RSS Google AI Blog
Follow
Toward provably private insights into AI use
Generative AI enables personalized experiences and the creation of unstructured data, prompting a need for robust privacy in analyzing its usage. Google has introduced a novel system for "provably private insights" (PPI) that generates dynamic LLM usage data while guaranteeing individual anonymity. This system combines large language models (LLMs), differential privacy (DP), and trusted execution environments (TEEs) for secure server-side processing.

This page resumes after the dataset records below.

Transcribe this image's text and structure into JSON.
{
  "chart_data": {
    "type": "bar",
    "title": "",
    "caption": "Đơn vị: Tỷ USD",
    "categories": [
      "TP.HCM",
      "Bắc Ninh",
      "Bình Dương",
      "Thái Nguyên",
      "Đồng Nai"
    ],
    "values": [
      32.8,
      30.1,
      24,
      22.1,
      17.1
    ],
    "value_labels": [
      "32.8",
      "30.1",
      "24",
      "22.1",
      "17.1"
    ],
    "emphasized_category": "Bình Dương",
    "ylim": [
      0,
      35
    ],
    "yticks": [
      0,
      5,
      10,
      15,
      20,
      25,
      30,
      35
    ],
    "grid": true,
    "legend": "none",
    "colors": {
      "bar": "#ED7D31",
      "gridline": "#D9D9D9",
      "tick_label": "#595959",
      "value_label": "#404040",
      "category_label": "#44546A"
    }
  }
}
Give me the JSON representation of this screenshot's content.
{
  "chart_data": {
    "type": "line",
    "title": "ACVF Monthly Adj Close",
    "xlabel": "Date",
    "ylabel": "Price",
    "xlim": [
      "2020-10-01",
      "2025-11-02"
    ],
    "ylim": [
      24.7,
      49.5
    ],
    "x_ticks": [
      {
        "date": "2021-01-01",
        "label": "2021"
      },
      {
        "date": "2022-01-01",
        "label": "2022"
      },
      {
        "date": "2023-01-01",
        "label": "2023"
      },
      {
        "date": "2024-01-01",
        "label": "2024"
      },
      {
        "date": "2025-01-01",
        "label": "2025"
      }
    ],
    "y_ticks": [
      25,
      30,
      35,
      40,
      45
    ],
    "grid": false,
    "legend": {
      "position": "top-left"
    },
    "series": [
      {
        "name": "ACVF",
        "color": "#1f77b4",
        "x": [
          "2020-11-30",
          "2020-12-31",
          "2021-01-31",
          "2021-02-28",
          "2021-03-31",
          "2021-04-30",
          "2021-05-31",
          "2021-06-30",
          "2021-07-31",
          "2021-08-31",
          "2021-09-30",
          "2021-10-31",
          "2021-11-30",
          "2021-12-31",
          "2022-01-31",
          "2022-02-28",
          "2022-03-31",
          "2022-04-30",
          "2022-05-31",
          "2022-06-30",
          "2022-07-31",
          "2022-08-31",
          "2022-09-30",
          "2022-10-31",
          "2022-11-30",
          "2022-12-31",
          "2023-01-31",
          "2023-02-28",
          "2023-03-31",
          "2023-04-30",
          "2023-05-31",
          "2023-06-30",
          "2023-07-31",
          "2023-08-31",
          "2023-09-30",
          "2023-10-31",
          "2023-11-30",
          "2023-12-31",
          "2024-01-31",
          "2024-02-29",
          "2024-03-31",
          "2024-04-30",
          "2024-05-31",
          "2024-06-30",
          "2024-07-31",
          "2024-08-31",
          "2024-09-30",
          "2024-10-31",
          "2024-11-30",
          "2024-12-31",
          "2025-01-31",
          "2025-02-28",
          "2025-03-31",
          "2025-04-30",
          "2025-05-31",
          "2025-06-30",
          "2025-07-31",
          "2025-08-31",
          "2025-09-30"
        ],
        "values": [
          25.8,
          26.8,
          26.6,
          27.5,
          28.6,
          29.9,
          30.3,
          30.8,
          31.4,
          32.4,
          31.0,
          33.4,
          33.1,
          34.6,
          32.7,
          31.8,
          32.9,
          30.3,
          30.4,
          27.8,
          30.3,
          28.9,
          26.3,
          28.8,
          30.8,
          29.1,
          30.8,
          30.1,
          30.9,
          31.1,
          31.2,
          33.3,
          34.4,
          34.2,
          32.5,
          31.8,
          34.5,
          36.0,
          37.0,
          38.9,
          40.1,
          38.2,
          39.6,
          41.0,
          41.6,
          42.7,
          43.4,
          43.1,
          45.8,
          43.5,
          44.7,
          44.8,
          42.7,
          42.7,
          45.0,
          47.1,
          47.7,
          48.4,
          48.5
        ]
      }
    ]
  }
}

Developers can use a "data expert" LLM within a TEE to analyze GenAI interactions, such as identifying user sentiment or topics discussed. The LLM's outputs are then aggregated using DP, ensuring that individual data remains uninspectable and aggregate insights are anonymous. This PPI system is enabled by confidential federated analytics (CFA), previously used in Gboard, which runs analysis software within TEEs for transparency. The Recorder application on Pixel is the first to deploy this PPI system, leveraging Gemma models to analyze transcript topics with strong privacy guarantees. To foster community verification, Google has open-sourced the LLM-powered privacy-preserving insights within Google Parfait. CFA protects unaggregated user data through encryption and TEEs, releasing outputs with formal DP guarantees. User devices encrypt and upload data, with TEE-hosted services managing decryption keys exclusively for approved processing steps. This ensures that raw data is never accessed by humans or used for unauthorized analyses. An LLM extracts specific information from raw data (structured summarization), and DP noise is added to aggregated results like histograms to prevent individual influence. The entire privacy-relevant system, including algorithms and the LLM, is open-sourced for external audit and verification. PPI in Recorder helps understand user interaction patterns, like categorizing transcript purposes, without compromising privacy. It also allows for privacy-preserving evaluation of on-device GenAI features, such as summary accuracy, using an LLM auto-rater within the TEE. Future developments aim to enable richer analyses with higher-throughput accelerators and expand applications to areas like differentially private clustering.